Mr. Ergen bristles at the notion he has been squatting on valuable airwaves. He said he simply was outbid by Japan’s SoftBank Group Corp. in 2013 when he tried to buy Sprint. He has been waiting for a catalyst that would allow him to compete with entrenched players. The rollout of new 5G networks is just the technology shift that makes it possible.

“Hoarding is actually a positive for our shareholders and a positive strategic move because you needed to accumulate spectrum to go and compete with these guys,’’ he said. “It didn’t make any sense to build a 4G network and tear it all down the next year.”

By early 2019, Dish still had no wireless customers to quell the government’s concerns. The forecast was also darkening for T-Mobile and Sprint. Their merger effort hit a snag in April, when staff lawyers at the Justice Department told the companies the deal was unlikely to earn their approval as it was structured.

The Justice Department pressed the companies to shed enough pieces of their business to create a new fourth cellphone carrier that could step into the void left by Sprint, which had been shedding customers and struggling to turn a profit.

The department met with representatives from potential partners including Dish and cable operators Altice USA Inc.,

Charter Communications
Inc.

and

Comcast
Corp.

, according to people familiar with the talks. Dish emerged as an early favorite.

Share your thoughts

Could Dish succeed against bigger wireless players? Join the conversation below.

Mr. Ergen said his existing airwaves licenses made his pitch to build a new cellphone carrier more credible. He said he reached a broad agreement with Mr. Legere and Sprint Chairman Marcelo Claure in just four weeks of discussions in June.

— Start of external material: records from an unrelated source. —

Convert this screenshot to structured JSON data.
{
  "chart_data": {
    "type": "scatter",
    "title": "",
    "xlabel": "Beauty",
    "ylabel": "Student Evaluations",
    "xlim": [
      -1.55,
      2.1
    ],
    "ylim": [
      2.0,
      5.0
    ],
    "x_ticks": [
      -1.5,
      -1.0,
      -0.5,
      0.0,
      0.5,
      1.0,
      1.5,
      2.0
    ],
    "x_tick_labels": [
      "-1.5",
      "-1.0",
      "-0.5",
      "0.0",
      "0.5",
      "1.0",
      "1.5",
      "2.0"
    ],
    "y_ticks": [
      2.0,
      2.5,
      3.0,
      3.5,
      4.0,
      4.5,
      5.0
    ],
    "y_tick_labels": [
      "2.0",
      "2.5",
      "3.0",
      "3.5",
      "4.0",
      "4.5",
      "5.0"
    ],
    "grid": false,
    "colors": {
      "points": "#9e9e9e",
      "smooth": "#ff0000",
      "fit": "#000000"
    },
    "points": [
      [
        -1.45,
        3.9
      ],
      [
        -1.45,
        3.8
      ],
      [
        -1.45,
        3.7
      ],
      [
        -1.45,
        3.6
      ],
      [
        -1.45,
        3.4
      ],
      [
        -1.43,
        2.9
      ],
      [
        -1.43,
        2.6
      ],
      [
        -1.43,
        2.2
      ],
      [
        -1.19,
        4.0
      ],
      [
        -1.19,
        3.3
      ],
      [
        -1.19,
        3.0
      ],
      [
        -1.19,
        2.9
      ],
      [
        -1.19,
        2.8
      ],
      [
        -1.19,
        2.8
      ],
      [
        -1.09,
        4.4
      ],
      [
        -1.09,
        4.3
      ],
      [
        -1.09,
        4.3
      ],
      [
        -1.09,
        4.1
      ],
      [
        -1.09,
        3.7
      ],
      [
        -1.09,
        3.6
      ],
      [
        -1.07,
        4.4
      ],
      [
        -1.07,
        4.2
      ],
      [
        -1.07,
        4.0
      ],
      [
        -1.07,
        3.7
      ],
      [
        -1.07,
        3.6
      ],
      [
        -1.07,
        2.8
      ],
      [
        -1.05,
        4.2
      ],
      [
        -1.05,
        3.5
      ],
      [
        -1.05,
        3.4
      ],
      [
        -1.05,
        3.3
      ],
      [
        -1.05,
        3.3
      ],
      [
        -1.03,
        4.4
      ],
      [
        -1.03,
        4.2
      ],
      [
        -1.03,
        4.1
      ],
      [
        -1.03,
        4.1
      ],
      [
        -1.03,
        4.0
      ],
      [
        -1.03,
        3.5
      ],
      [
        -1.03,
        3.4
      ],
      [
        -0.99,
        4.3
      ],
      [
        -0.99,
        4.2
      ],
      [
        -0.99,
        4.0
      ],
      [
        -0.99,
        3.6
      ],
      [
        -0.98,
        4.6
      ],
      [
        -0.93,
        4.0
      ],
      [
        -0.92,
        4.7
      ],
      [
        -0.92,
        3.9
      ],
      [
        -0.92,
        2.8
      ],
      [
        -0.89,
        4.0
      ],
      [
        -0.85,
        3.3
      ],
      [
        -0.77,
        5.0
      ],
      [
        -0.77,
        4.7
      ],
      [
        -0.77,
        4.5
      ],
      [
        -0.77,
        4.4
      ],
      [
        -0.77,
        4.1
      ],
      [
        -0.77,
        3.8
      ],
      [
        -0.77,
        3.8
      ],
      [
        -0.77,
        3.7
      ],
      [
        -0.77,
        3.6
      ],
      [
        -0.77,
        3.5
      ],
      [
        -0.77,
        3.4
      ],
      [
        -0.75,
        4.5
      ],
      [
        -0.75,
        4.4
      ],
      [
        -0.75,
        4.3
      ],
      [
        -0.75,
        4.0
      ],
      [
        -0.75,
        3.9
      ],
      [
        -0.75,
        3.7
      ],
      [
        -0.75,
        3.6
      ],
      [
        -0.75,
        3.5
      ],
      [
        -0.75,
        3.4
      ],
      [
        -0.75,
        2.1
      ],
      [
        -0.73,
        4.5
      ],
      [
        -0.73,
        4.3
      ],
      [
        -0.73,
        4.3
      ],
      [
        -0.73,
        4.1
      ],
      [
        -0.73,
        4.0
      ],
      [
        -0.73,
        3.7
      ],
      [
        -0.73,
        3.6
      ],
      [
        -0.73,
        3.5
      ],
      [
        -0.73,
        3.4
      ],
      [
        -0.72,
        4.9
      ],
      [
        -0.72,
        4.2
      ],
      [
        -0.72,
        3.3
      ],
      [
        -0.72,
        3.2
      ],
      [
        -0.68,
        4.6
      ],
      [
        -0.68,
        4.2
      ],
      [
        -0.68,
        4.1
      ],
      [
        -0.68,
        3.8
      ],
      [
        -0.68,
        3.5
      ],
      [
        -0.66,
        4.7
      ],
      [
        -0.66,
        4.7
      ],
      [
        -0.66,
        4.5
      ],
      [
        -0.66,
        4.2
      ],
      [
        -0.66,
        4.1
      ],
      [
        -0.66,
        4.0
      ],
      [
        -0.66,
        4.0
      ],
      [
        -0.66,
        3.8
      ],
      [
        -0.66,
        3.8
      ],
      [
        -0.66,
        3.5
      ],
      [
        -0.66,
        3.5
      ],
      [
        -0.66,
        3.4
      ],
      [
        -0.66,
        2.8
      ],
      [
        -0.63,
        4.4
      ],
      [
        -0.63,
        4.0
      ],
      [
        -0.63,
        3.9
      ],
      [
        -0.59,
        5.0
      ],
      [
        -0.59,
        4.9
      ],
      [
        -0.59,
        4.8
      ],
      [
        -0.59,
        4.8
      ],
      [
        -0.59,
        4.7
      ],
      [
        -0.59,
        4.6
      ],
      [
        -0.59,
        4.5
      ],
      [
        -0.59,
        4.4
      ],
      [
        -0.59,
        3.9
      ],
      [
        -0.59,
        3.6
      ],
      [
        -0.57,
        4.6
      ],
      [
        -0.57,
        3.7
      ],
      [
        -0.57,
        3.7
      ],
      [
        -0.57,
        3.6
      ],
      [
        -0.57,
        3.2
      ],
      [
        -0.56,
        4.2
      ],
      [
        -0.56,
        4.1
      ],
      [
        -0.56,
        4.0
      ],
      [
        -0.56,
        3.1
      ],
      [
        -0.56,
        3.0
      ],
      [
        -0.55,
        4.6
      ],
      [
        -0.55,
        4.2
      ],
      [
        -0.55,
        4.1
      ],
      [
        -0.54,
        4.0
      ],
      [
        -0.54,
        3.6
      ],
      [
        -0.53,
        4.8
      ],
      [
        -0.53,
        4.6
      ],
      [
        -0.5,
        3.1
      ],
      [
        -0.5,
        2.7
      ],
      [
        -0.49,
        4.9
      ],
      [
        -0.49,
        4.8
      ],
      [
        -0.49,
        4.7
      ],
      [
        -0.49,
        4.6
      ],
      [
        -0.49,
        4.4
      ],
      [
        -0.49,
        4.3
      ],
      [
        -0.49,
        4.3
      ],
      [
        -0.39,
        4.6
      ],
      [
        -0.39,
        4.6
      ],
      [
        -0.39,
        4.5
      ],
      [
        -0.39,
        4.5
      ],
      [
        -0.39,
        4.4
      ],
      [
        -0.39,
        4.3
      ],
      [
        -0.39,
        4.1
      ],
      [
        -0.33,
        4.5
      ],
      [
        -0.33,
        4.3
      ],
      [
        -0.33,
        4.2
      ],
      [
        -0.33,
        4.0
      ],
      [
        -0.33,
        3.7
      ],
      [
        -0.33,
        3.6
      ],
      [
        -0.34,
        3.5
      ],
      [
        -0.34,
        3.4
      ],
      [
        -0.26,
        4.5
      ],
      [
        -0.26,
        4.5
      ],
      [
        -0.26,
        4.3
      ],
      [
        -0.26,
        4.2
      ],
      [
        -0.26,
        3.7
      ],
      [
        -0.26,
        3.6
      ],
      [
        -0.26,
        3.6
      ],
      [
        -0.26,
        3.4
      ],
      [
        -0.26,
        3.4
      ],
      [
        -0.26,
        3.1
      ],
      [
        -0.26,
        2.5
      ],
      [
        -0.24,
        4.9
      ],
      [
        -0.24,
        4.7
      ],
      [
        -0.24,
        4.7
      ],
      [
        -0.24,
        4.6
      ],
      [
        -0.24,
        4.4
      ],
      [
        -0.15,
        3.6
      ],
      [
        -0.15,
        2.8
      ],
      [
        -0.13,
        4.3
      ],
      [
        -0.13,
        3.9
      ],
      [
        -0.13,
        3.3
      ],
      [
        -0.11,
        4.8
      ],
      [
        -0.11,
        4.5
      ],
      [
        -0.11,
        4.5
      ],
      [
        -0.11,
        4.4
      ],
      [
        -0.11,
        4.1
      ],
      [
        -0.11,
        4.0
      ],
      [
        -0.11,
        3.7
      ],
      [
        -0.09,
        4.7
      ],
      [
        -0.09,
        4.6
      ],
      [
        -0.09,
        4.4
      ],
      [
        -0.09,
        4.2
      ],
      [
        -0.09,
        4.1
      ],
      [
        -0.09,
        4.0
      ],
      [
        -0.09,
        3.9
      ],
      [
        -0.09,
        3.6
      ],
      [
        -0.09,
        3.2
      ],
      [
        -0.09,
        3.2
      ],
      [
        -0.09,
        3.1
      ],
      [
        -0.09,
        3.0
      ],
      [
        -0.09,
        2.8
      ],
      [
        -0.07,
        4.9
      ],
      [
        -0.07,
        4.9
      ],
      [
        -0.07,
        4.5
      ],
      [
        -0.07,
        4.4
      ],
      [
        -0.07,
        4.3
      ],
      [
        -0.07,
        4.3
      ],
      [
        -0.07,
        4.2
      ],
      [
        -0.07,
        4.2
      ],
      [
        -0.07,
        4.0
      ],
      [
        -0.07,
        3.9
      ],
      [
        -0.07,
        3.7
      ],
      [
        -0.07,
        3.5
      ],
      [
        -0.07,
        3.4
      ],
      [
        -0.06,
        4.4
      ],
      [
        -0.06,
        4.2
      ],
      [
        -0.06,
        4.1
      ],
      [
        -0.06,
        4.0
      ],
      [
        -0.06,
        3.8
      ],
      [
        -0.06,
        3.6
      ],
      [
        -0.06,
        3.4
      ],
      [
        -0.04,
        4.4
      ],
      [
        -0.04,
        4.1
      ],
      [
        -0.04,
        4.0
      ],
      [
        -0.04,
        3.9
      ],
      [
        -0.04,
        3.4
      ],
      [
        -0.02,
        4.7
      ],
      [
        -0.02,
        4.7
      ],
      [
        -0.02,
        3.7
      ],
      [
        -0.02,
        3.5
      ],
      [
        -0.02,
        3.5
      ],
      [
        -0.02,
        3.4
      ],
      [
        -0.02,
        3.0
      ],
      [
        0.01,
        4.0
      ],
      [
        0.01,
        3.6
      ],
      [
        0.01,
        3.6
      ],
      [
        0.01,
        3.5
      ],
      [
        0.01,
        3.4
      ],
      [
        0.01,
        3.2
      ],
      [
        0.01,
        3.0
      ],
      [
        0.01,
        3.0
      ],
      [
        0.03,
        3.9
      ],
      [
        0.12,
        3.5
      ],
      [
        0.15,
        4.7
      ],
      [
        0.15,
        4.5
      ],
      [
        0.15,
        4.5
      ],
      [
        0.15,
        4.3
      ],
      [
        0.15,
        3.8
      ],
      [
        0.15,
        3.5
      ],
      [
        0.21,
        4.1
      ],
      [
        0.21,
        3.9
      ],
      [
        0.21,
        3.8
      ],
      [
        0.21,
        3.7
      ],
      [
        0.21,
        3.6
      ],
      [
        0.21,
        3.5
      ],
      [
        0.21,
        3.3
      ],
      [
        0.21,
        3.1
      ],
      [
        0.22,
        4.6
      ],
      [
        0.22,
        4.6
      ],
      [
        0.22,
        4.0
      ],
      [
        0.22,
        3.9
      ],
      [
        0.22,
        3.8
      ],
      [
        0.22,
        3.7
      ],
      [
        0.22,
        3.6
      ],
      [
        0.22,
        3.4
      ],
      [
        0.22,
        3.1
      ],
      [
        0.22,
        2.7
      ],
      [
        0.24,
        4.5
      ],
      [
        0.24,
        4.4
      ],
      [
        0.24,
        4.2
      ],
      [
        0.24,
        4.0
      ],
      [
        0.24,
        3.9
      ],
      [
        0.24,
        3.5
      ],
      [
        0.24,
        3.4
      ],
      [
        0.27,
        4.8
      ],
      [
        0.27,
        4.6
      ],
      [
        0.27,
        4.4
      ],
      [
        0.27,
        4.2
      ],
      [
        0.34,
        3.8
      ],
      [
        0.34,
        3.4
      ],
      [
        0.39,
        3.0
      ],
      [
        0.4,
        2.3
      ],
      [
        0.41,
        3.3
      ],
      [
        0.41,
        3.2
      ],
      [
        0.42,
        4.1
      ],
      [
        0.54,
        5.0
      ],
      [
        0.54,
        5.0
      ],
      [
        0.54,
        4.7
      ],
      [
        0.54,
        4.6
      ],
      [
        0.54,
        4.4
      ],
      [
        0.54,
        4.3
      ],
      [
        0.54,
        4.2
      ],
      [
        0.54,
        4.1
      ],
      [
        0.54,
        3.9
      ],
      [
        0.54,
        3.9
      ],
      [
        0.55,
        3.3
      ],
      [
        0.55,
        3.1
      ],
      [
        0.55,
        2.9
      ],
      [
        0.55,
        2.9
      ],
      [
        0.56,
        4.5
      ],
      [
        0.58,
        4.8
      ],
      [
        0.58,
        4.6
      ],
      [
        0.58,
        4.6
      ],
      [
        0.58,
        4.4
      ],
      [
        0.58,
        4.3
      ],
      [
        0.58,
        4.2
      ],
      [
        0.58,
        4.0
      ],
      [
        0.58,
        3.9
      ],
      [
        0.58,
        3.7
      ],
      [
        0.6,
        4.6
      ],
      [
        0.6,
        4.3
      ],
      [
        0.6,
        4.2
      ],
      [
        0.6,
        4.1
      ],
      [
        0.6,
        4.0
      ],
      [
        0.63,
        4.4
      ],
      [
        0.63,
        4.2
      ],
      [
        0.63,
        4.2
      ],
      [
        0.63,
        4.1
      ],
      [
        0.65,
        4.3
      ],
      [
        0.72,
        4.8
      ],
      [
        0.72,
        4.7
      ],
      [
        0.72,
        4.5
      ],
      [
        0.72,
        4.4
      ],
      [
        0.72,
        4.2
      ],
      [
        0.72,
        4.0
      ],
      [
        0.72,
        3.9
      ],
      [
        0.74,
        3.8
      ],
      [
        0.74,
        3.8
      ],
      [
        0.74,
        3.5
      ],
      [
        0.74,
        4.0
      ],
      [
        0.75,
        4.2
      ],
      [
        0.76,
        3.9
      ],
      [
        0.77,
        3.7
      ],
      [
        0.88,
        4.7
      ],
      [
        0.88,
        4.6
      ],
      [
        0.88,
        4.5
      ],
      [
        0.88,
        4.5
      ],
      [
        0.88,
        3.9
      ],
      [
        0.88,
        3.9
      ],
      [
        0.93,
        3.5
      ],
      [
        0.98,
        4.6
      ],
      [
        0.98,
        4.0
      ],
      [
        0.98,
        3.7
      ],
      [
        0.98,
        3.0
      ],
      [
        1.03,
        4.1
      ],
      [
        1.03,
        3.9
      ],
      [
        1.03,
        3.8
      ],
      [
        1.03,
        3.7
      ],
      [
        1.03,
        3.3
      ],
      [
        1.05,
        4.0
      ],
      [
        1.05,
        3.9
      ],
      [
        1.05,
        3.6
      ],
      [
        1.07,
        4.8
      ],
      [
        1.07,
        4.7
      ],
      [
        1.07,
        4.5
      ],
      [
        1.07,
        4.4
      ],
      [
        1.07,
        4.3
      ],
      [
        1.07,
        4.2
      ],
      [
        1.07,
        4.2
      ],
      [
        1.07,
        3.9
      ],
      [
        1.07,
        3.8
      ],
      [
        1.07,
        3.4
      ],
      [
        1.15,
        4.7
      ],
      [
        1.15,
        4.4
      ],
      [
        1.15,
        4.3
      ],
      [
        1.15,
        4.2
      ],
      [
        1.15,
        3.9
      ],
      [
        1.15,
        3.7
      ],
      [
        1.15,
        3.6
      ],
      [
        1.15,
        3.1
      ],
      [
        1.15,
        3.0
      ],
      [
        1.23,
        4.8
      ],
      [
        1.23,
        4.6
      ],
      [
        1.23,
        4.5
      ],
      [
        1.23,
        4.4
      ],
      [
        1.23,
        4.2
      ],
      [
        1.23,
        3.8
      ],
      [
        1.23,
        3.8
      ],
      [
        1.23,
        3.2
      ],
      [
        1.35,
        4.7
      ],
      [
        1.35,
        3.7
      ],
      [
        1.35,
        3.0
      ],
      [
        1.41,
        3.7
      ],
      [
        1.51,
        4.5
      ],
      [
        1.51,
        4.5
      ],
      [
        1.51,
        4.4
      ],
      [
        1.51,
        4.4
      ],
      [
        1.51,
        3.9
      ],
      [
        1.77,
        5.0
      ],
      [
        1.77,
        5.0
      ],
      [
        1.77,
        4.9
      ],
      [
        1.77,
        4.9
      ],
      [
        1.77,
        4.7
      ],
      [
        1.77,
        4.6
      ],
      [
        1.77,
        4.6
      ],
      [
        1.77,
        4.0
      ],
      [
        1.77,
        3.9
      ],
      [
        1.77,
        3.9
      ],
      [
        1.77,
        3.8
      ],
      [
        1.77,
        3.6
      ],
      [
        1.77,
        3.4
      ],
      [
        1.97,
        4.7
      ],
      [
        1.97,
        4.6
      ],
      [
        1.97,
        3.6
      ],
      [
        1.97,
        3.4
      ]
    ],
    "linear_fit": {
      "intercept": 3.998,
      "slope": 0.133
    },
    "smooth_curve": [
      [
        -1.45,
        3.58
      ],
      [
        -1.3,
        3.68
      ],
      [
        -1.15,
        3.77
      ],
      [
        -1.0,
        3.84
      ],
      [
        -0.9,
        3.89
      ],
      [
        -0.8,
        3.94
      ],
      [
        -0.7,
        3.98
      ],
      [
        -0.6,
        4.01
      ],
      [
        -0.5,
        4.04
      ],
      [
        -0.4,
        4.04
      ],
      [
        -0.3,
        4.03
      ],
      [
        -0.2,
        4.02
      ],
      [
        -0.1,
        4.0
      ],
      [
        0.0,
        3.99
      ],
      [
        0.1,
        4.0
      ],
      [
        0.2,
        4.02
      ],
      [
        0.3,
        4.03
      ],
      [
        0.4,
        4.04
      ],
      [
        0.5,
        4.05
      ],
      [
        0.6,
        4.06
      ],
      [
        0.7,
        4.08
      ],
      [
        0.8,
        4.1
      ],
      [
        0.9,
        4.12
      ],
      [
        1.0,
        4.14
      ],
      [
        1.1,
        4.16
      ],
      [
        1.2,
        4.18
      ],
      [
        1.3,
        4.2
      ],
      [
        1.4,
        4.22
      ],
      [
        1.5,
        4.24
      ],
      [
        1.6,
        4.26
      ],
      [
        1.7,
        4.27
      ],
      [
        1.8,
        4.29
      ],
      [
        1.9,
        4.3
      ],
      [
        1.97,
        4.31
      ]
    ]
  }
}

But the discussions continued for three more weeks as the Justice Department pressed the merger partners for better terms. Government lawyers insisted the settlement include no restrictions on Dish’s ability to sell assets, other than to pure competitors, or find a deep-pocketed partner after the deal.

The Justice Department’s antitrust chief, Makan Delharim, was under the gun as government officials publicly split on the deal. FCC head Ajit Pai, a fellow Trump administration appointee, had already endorsed the T-Mobile and Sprint deal while a consortium of Democratic state attorneys general had filed a lawsuit seeking to block it, saying it would hurt consumers.

The Justice Department wanted to make sure the final agreement would stand up in court if challenged by the states. The companies have agreed to wait to close the deal under a federal court hears the case later this year.

Mr. Ergen will have to pay $1.4 billion for the Sprint customers and $3.6 billion in three years for the extra airwaves. T-Mobile will get the bulk of Sprint’s customers and airwaves and also have the right to buy some Dish spectrum. Sprint’s owner SoftBank gets to cash out after failing to disrupt the U.S. cellular market. The Justice Department gets to keep a fourth competitor.

“I think three years from now, this transaction will look better than it does this week,” Mr. Ergen said. “They are gonna have real competition.”